I dive DIN almost exclusively -- almost cannot recall the last time I attached a yoke, and have yet to loosen a properly-torqued valve stem, over thousands of dives.

This incident in Tahoe simply resulted from piss-poor quality control from the manufacturer, given its age and usage (just a few months, it was claimed); and something that has been brought up on a number of threads, over, sadly, a number of brands.

When I worked at a shop, years ago, there had been a time when regulators, across several major brands, were seldom ever torqued to specifications; and it was often the newbie's responsibility to ensure that that was taken care of -- one of the few drawbacks to online purchases, these days.

You never know.

I don't know whether I would have used that regulator with just a hand-tightened connection stem, especially after difficulty seating it -- on a dive which was likely to involve obligative decompression stops; but it was a credit to @Thrutch that there wasn't any panic and he remained safe.

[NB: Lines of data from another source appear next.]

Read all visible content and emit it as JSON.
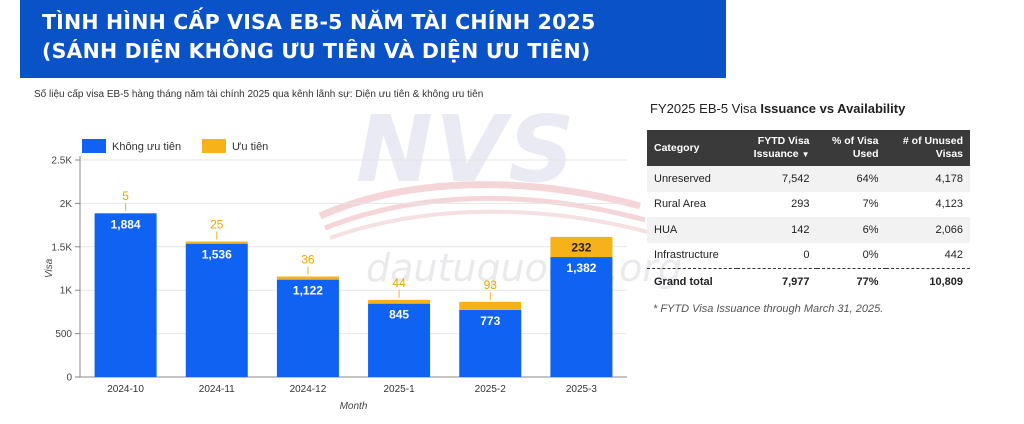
{
  "header": {
    "title_line1": "TÌNH HÌNH CẤP VISA EB-5 NĂM TÀI CHÍNH 2025",
    "title_line2": "(SÁNH DIỆN KHÔNG ƯU TIÊN VÀ DIỆN ƯU TIÊN)",
    "background_color": "#0a52c7"
  },
  "watermark": {
    "letters": "NVS",
    "text": "dautuquocte.org"
  },
  "chart_data": {
    "type": "bar",
    "stacked": true,
    "subtitle": "Số liệu cấp visa EB-5 hàng tháng năm tài chính 2025 qua kênh lãnh sự: Diện ưu tiên & không ưu tiên",
    "categories": [
      "2024-10",
      "2024-11",
      "2024-12",
      "2025-1",
      "2025-2",
      "2025-3"
    ],
    "series": [
      {
        "name": "Không ưu tiên",
        "color": "#0f62f2",
        "values": [
          1884,
          1536,
          1122,
          845,
          773,
          1382
        ]
      },
      {
        "name": "Ưu tiên",
        "color": "#f7b21a",
        "values": [
          5,
          25,
          36,
          44,
          93,
          232
        ]
      }
    ],
    "xlabel": "Month",
    "ylabel": "Visa",
    "ylim": [
      0,
      2500
    ],
    "yticks": [
      0,
      500,
      1000,
      1500,
      2000,
      2500
    ],
    "ytick_labels": [
      "0",
      "500",
      "1K",
      "1.5K",
      "2K",
      "2.5K"
    ],
    "grid": true,
    "legend_position": "top-left"
  },
  "table": {
    "title_prefix": "FY2025 EB-5 Visa ",
    "title_bold": "Issuance vs Availability",
    "headers": {
      "category": "Category",
      "issuance_1": "FYTD Visa",
      "issuance_2": "Issuance",
      "pct_1": "% of Visa",
      "pct_2": "Used",
      "unused_1": "# of Unused",
      "unused_2": "Visas",
      "sort_icon": "▼"
    },
    "rows": [
      {
        "category": "Unreserved",
        "issuance": "7,542",
        "pct": "64%",
        "unused": "4,178"
      },
      {
        "category": "Rural Area",
        "issuance": "293",
        "pct": "7%",
        "unused": "4,123"
      },
      {
        "category": "HUA",
        "issuance": "142",
        "pct": "6%",
        "unused": "2,066"
      },
      {
        "category": "Infrastructure",
        "issuance": "0",
        "pct": "0%",
        "unused": "442"
      }
    ],
    "total": {
      "category": "Grand total",
      "issuance": "7,977",
      "pct": "77%",
      "unused": "10,809"
    },
    "footnote": "* FYTD Visa Issuance through March 31, 2025."
  }
}
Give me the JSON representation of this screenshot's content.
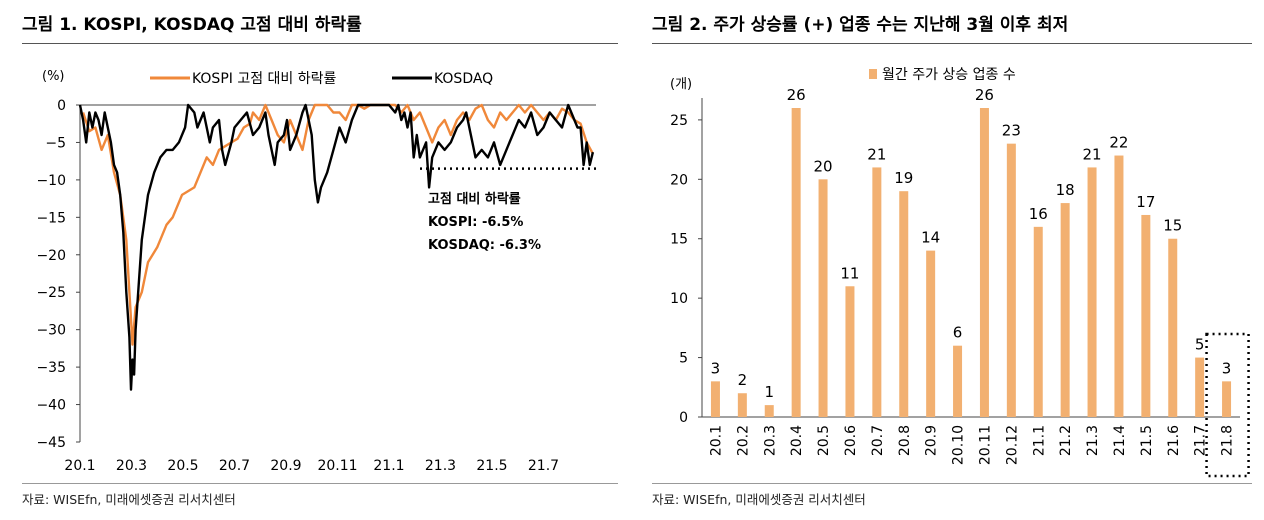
{
  "left": {
    "title": "그림 1. KOSPI, KOSDAQ 고점 대비 하락률",
    "source": "자료: WISEfn, 미래에셋증권 리서치센터",
    "chart_data": {
      "type": "line",
      "unit_label": "(%)",
      "ylim": [
        -45,
        0
      ],
      "y_ticks": [
        0,
        -5,
        -10,
        -15,
        -20,
        -25,
        -30,
        -35,
        -40,
        -45
      ],
      "y_tick_labels": [
        "0",
        "-5",
        "-10",
        "-15",
        "-20",
        "-25",
        "-30",
        "-35",
        "-40",
        "-45"
      ],
      "x_tick_labels": [
        "20.1",
        "20.3",
        "20.5",
        "20.7",
        "20.9",
        "20.11",
        "21.1",
        "21.3",
        "21.5",
        "21.7"
      ],
      "x_start": 2020.0,
      "x_end": 2021.67,
      "reference_level": -8.5,
      "annotation": {
        "heading": "고점 대비 하락률",
        "lines": [
          "KOSPI: -6.5%",
          "KOSDAQ: -6.3%"
        ]
      },
      "series": [
        {
          "name": "KOSPI 고점 대비 하락률",
          "color": "#f0883a",
          "points": [
            [
              20.01,
              -1
            ],
            [
              20.03,
              -3.5
            ],
            [
              20.05,
              -3
            ],
            [
              20.07,
              -6
            ],
            [
              20.09,
              -4
            ],
            [
              20.11,
              -9
            ],
            [
              20.13,
              -12
            ],
            [
              20.15,
              -18
            ],
            [
              20.16,
              -25
            ],
            [
              20.17,
              -32
            ],
            [
              20.18,
              -27
            ],
            [
              20.2,
              -25
            ],
            [
              20.22,
              -21
            ],
            [
              20.25,
              -19
            ],
            [
              20.28,
              -16
            ],
            [
              20.3,
              -15
            ],
            [
              20.33,
              -12
            ],
            [
              20.37,
              -11
            ],
            [
              20.39,
              -9
            ],
            [
              20.41,
              -7
            ],
            [
              20.43,
              -8
            ],
            [
              20.45,
              -6
            ],
            [
              20.47,
              -5.5
            ],
            [
              20.49,
              -5
            ],
            [
              20.51,
              -4.5
            ],
            [
              20.53,
              -3
            ],
            [
              20.55,
              -2.5
            ],
            [
              20.56,
              -1
            ],
            [
              20.58,
              -2
            ],
            [
              20.6,
              0
            ],
            [
              20.62,
              -2
            ],
            [
              20.64,
              -4
            ],
            [
              20.66,
              -5
            ],
            [
              20.68,
              -2
            ],
            [
              20.7,
              -4
            ],
            [
              20.72,
              -6
            ],
            [
              20.74,
              -2
            ],
            [
              20.76,
              0
            ],
            [
              20.78,
              0
            ],
            [
              20.8,
              0
            ],
            [
              20.82,
              -1
            ],
            [
              20.84,
              -1
            ],
            [
              20.86,
              -2
            ],
            [
              20.88,
              0
            ],
            [
              20.9,
              0
            ],
            [
              20.92,
              -0.5
            ],
            [
              20.94,
              0
            ],
            [
              21.0,
              0
            ],
            [
              21.02,
              0
            ],
            [
              21.04,
              -1
            ],
            [
              21.06,
              0
            ],
            [
              21.08,
              -2
            ],
            [
              21.1,
              -1
            ],
            [
              21.12,
              -3
            ],
            [
              21.14,
              -5
            ],
            [
              21.16,
              -3
            ],
            [
              21.18,
              -2
            ],
            [
              21.2,
              -4
            ],
            [
              21.22,
              -2
            ],
            [
              21.24,
              -1
            ],
            [
              21.26,
              -2
            ],
            [
              21.28,
              -0.5
            ],
            [
              21.3,
              0
            ],
            [
              21.32,
              -2
            ],
            [
              21.34,
              -3
            ],
            [
              21.36,
              -1
            ],
            [
              21.38,
              -2
            ],
            [
              21.4,
              -1
            ],
            [
              21.42,
              0
            ],
            [
              21.44,
              -1
            ],
            [
              21.46,
              0
            ],
            [
              21.48,
              -1
            ],
            [
              21.5,
              -2
            ],
            [
              21.52,
              -1
            ],
            [
              21.54,
              -2
            ],
            [
              21.56,
              -0.5
            ],
            [
              21.58,
              -1
            ],
            [
              21.6,
              -2
            ],
            [
              21.62,
              -2.5
            ],
            [
              21.64,
              -5
            ],
            [
              21.66,
              -6.5
            ]
          ]
        },
        {
          "name": "KOSDAQ",
          "color": "#000000",
          "points": [
            [
              20.0,
              0
            ],
            [
              20.01,
              -2
            ],
            [
              20.02,
              -5
            ],
            [
              20.03,
              -1
            ],
            [
              20.04,
              -3
            ],
            [
              20.05,
              -1
            ],
            [
              20.06,
              -2
            ],
            [
              20.07,
              -4
            ],
            [
              20.08,
              -1
            ],
            [
              20.09,
              -3
            ],
            [
              20.1,
              -5
            ],
            [
              20.11,
              -8
            ],
            [
              20.12,
              -9
            ],
            [
              20.13,
              -12
            ],
            [
              20.14,
              -17
            ],
            [
              20.15,
              -25
            ],
            [
              20.16,
              -31
            ],
            [
              20.165,
              -38
            ],
            [
              20.17,
              -34
            ],
            [
              20.175,
              -36
            ],
            [
              20.18,
              -30
            ],
            [
              20.19,
              -24
            ],
            [
              20.2,
              -18
            ],
            [
              20.22,
              -12
            ],
            [
              20.24,
              -9
            ],
            [
              20.26,
              -7
            ],
            [
              20.28,
              -6
            ],
            [
              20.3,
              -6
            ],
            [
              20.32,
              -5
            ],
            [
              20.34,
              -3
            ],
            [
              20.35,
              0
            ],
            [
              20.37,
              -1
            ],
            [
              20.38,
              -3
            ],
            [
              20.4,
              -1
            ],
            [
              20.42,
              -5
            ],
            [
              20.43,
              -3
            ],
            [
              20.45,
              -2
            ],
            [
              20.46,
              -6
            ],
            [
              20.47,
              -8
            ],
            [
              20.49,
              -5
            ],
            [
              20.5,
              -3
            ],
            [
              20.52,
              -2
            ],
            [
              20.54,
              -1
            ],
            [
              20.56,
              -4
            ],
            [
              20.58,
              -3
            ],
            [
              20.6,
              -1
            ],
            [
              20.61,
              -4
            ],
            [
              20.62,
              -6
            ],
            [
              20.63,
              -8
            ],
            [
              20.64,
              -5
            ],
            [
              20.66,
              -4
            ],
            [
              20.67,
              -2
            ],
            [
              20.68,
              -6
            ],
            [
              20.7,
              -4
            ],
            [
              20.72,
              -1
            ],
            [
              20.73,
              0
            ],
            [
              20.75,
              -4
            ],
            [
              20.76,
              -10
            ],
            [
              20.77,
              -13
            ],
            [
              20.78,
              -11
            ],
            [
              20.8,
              -9
            ],
            [
              20.82,
              -6
            ],
            [
              20.84,
              -3
            ],
            [
              20.86,
              -5
            ],
            [
              20.88,
              -2
            ],
            [
              20.9,
              0
            ],
            [
              20.93,
              0
            ],
            [
              20.96,
              0
            ],
            [
              21.0,
              0
            ],
            [
              21.02,
              -1
            ],
            [
              21.03,
              0
            ],
            [
              21.04,
              -2
            ],
            [
              21.05,
              -1
            ],
            [
              21.06,
              -3
            ],
            [
              21.07,
              -1
            ],
            [
              21.08,
              -7
            ],
            [
              21.09,
              -4
            ],
            [
              21.1,
              -7
            ],
            [
              21.12,
              -5
            ],
            [
              21.13,
              -11
            ],
            [
              21.14,
              -7
            ],
            [
              21.16,
              -5
            ],
            [
              21.18,
              -6
            ],
            [
              21.2,
              -5
            ],
            [
              21.22,
              -3
            ],
            [
              21.24,
              -2
            ],
            [
              21.25,
              -1
            ],
            [
              21.26,
              -3
            ],
            [
              21.27,
              -5
            ],
            [
              21.28,
              -7
            ],
            [
              21.3,
              -6
            ],
            [
              21.32,
              -7
            ],
            [
              21.34,
              -5
            ],
            [
              21.36,
              -8
            ],
            [
              21.38,
              -6
            ],
            [
              21.4,
              -4
            ],
            [
              21.42,
              -2
            ],
            [
              21.44,
              -3
            ],
            [
              21.46,
              -1
            ],
            [
              21.48,
              -4
            ],
            [
              21.5,
              -3
            ],
            [
              21.52,
              -1
            ],
            [
              21.54,
              -2
            ],
            [
              21.56,
              -3
            ],
            [
              21.58,
              0
            ],
            [
              21.6,
              -2
            ],
            [
              21.61,
              -3
            ],
            [
              21.62,
              -3
            ],
            [
              21.63,
              -8
            ],
            [
              21.64,
              -5
            ],
            [
              21.65,
              -8
            ],
            [
              21.66,
              -6.3
            ]
          ]
        }
      ]
    }
  },
  "right": {
    "title": "그림 2. 주가 상승률 (+) 업종 수는 지난해 3월 이후 최저",
    "source": "자료: WISEfn, 미래에셋증권 리서치센터",
    "chart_data": {
      "type": "bar",
      "unit_label": "(개)",
      "ylim": [
        0,
        26
      ],
      "y_ticks": [
        0,
        5,
        10,
        15,
        20,
        25
      ],
      "categories": [
        "20.1",
        "20.2",
        "20.3",
        "20.4",
        "20.5",
        "20.6",
        "20.7",
        "20.8",
        "20.9",
        "20.10",
        "20.11",
        "20.12",
        "21.1",
        "21.2",
        "21.3",
        "21.4",
        "21.5",
        "21.6",
        "21.7",
        "21.8"
      ],
      "values": [
        3,
        2,
        1,
        26,
        20,
        11,
        21,
        19,
        14,
        6,
        26,
        23,
        16,
        18,
        21,
        22,
        17,
        15,
        5,
        3
      ],
      "series": [
        {
          "name": "월간 주가 상승 업종 수",
          "color": "#f2b071"
        }
      ],
      "highlight_category": "21.8"
    }
  }
}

Keeping this account, though from his "understanding wife" would be the most intelligent course of behavior, aside from purchasing a torque wrench . . .
I torque mine to spec every time I rebuild the 1st stage and the valve stem still comes loose occasionally.
 
Sounds like hand tightening was enough to prevent leaking initially but not enough after some movement that loosened the connection or temperature change may be a factor.

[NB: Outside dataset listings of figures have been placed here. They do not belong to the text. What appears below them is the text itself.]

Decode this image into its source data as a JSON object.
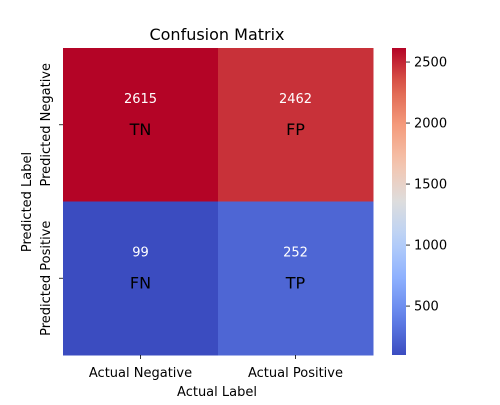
{
  "chart_data": {
    "type": "heatmap",
    "title": "Confusion Matrix",
    "xlabel": "Actual Label",
    "ylabel": "Predicted Label",
    "x_categories": [
      "Actual Negative",
      "Actual Positive"
    ],
    "y_categories": [
      "Predicted Negative",
      "Predicted Positive"
    ],
    "values": [
      [
        2615,
        2462
      ],
      [
        99,
        252
      ]
    ],
    "cell_labels": [
      [
        "TN",
        "FP"
      ],
      [
        "FN",
        "TP"
      ]
    ],
    "colormap": "coolwarm",
    "vmin": 99,
    "vmax": 2615,
    "colorbar_ticks": [
      500,
      1000,
      1500,
      2000,
      2500
    ]
  }
}
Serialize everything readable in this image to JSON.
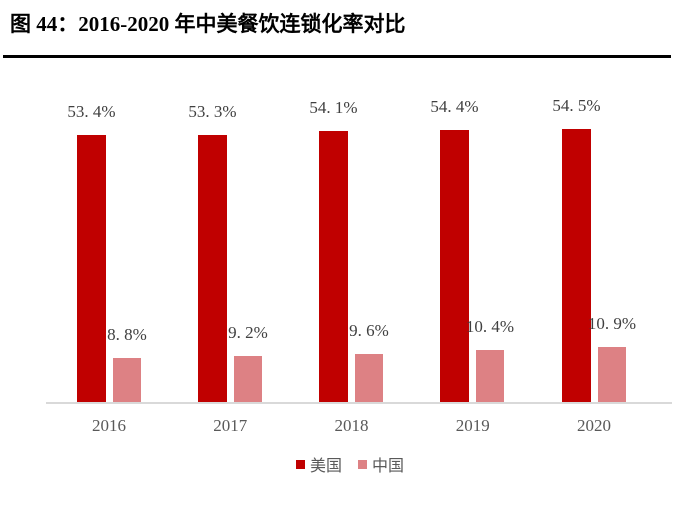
{
  "title": "图 44：2016-2020 年中美餐饮连锁化率对比",
  "colors": {
    "us_bar": "#C00000",
    "cn_bar": "#DD8184",
    "axis_line": "#D9D9D9",
    "value_label": "#404040",
    "tick_label": "#595959",
    "legend_text": "#595959",
    "divider": "#000000"
  },
  "chart_data": {
    "type": "bar",
    "title": "图 44：2016-2020 年中美餐饮连锁化率对比",
    "categories": [
      "2016",
      "2017",
      "2018",
      "2019",
      "2020"
    ],
    "series": [
      {
        "key": "us",
        "name": "美国",
        "values": [
          53.4,
          53.3,
          54.1,
          54.4,
          54.5
        ],
        "labels": [
          "53. 4%",
          "53. 3%",
          "54. 1%",
          "54. 4%",
          "54. 5%"
        ]
      },
      {
        "key": "cn",
        "name": "中国",
        "values": [
          8.8,
          9.2,
          9.6,
          10.4,
          10.9
        ],
        "labels": [
          "8. 8%",
          "9. 2%",
          "9. 6%",
          "10. 4%",
          "10. 9%"
        ]
      }
    ],
    "unit": "%",
    "ylim": [
      0,
      60
    ],
    "grid": false,
    "legend_position": "bottom"
  }
}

Cold, contracting metal parts, could be from air expansion as you inhale allowing a leak at the connection. When not used, metal returns to ambient temp and expands preventing the leak.

As mentioned above, root cause of your problem was either inadequate torque when the reg was assembled or twisting of regulator body when on a tank that loosened the connection.
 
I don't see how you could possibly know this is true (or not true) based on the info from OP.
Well, let's see: a relatively new regulator -- characterized as only being "months old" -- whose connection stem had already come loose and required hand-tightening for it to even properly seat.

Many manufacturers call for a 30 nm (a bit over 22 foot pounds) torque setting on the connection or "valve stem" -- that is damn tight on soft brass if done properly; and in over four decades in the water, I have yet to experience any loosening issue of that nature.

If you're hand-tightening anything, aside from a DIN wheel, that is nowhere near specs.

Provided that @Thrutch wasn't futzing with it himself (and that doesn't appear to be the case, according to his account) -- it, in all likelihood, came from the factory in that condition, since there was no reason, it being new, to even have it serviced or mishandled by, say, a shop; and I have seen enough gaffes like that over the years -- new equipment, right out of the box, little set to specs -- to suggest that that could very well be the case . . .
 
...Provided that @Thrutch wasn't futzing with it himself (and that doesn't appear to be the case, according to his account)...
Except he was futzing with it: specifically, rotating the regulator while under pressure (that was mentioned in a separate post, so you may not have noticed).

I torque mine to spec every time I rebuild the 1st stage and the valve stem still comes loose occasionally.
And here is a definite example of just such a thing happening on a properly torqued regulator, in a separate post he says this occurs when rotated on pressure.

I'm not saying your wrong. Just that you are jumping to conclusions, and exposing a bias.
 
Except he was futzing with it: specifically, rotating the regulator while under pressure (that was mentioned in a separate post, so you may not have noticed).
Fair, but I wouldn't call shotgunning a tank futzing with the regulator. If anything, this makes me wonder if the reg rotating in that fairly regular use case was the first indication it was coming loose.